Becoming French champion

Keen to experience it all again and have her own moment in the limelight at Paris 2024, Emma is now fully focused on preparation. 

Her recipe: training camps with 25 hours a week of rowing and base training each week, with an additional 10–15 hours a week on the water, either on the River Marne with the Pôle France women’s team or on the River Isère with her club in Grenoble.
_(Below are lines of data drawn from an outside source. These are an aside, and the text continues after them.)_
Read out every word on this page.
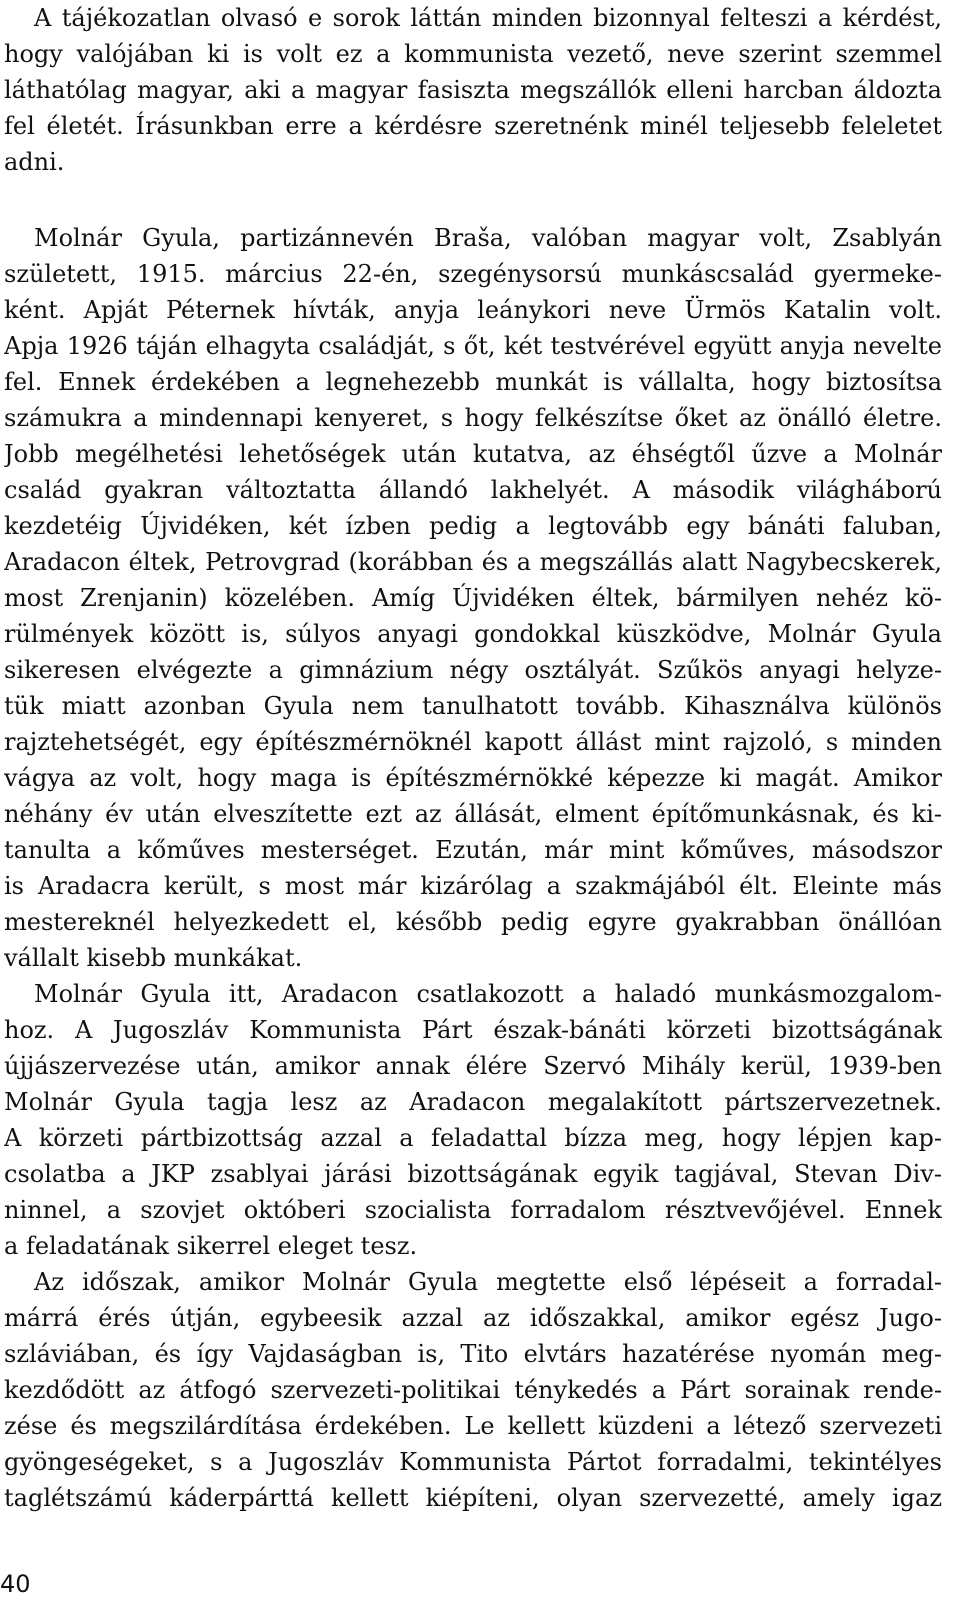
A tájékozatlan olvasó e sorok láttán minden bizonnyal felteszi a kérdést,
hogy valójában ki is volt ez a kommunista vezető, neve szerint szemmel
láthatólag magyar, aki a magyar fasiszta megszállók elleni harcban áldozta
fel életét. Írásunkban erre a kérdésre szeretnénk minél teljesebb feleletet
adni.
Molnár Gyula, partizánnevén Braša, valóban magyar volt, Zsablyán
született, 1915. március 22-én, szegénysorsú munkáscsalád gyermeke-
ként. Apját Péternek hívták, anyja leánykori neve Ürmös Katalin volt.
Apja 1926 táján elhagyta családját, s őt, két testvérével együtt anyja nevelte
fel. Ennek érdekében a legnehezebb munkát is vállalta, hogy biztosítsa
számukra a mindennapi kenyeret, s hogy felkészítse őket az önálló életre.
Jobb megélhetési lehetőségek után kutatva, az éhségtől űzve a Molnár
család gyakran változtatta állandó lakhelyét. A második világháború
kezdetéig Újvidéken, két ízben pedig a legtovább egy bánáti faluban,
Aradacon éltek, Petrovgrad (korábban és a megszállás alatt Nagybecskerek,
most Zrenjanin) közelében. Amíg Újvidéken éltek, bármilyen nehéz kö-
rülmények között is, súlyos anyagi gondokkal küszködve, Molnár Gyula
sikeresen elvégezte a gimnázium négy osztályát. Szűkös anyagi helyze-
tük miatt azonban Gyula nem tanulhatott tovább. Kihasználva különös
rajztehetségét, egy építészmérnöknél kapott állást mint rajzoló, s minden
vágya az volt, hogy maga is építészmérnökké képezze ki magát. Amikor
néhány év után elveszítette ezt az állását, elment építőmunkásnak, és ki-
tanulta a kőműves mesterséget. Ezután, már mint kőműves, másodszor
is Aradacra került, s most már kizárólag a szakmájából élt. Eleinte más
mestereknél helyezkedett el, később pedig egyre gyakrabban önállóan
vállalt kisebb munkákat.
Molnár Gyula itt, Aradacon csatlakozott a haladó munkásmozgalom-
hoz. A Jugoszláv Kommunista Párt észak-bánáti körzeti bizottságának
újjászervezése után, amikor annak élére Szervó Mihály kerül, 1939-ben
Molnár Gyula tagja lesz az Aradacon megalakított pártszervezetnek.
A körzeti pártbizottság azzal a feladattal bízza meg, hogy lépjen kap-
csolatba a JKP zsablyai járási bizottságának egyik tagjával, Stevan Div-
ninnel, a szovjet októberi szocialista forradalom résztvevőjével. Ennek
a feladatának sikerrel eleget tesz.
Az időszak, amikor Molnár Gyula megtette első lépéseit a forradal-
márrá érés útján, egybeesik azzal az időszakkal, amikor egész Jugo-
szláviában, és így Vajdaságban is, Tito elvtárs hazatérése nyomán meg-
kezdődött az átfogó szervezeti-politikai ténykedés a Párt sorainak rende-
zése és megszilárdítása érdekében. Le kellett küzdeni a létező szervezeti
gyöngeségeket, s a Jugoszláv Kommunista Pártot forradalmi, tekintélyes
taglétszámú káderpárttá kellett kiépíteni, olyan szervezetté, amely igaz
40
Hard work that has paid off: after her impressive 2016 debut in high-level competition, Emma picked up a quadruple scull4 silver at the World Cup event in Zagreb in 2021 and became French single scull champion a year later.

From gym class to the Paris Olympics

It’s been a meteoric rise for Emma Lunatti, whose older brother Théo—also a rower—introduced her to the sport at Aviron Grenoblois. During middle school at Le Charmandier, she pursued rowing under the guidance of the school’s PE teacher Irène Bouchet, then switched briefly to biathlon in the French Prealps with her friends from Grenoble, before returning to the water. Emma Lunatti claimed the French single sculls title in 2022, then finished sixth in the double sculls at the World Championships in Belgrade. She has been selected by the French Rowing Federation and will compete in this category at the Paris 2024 Olympic Games.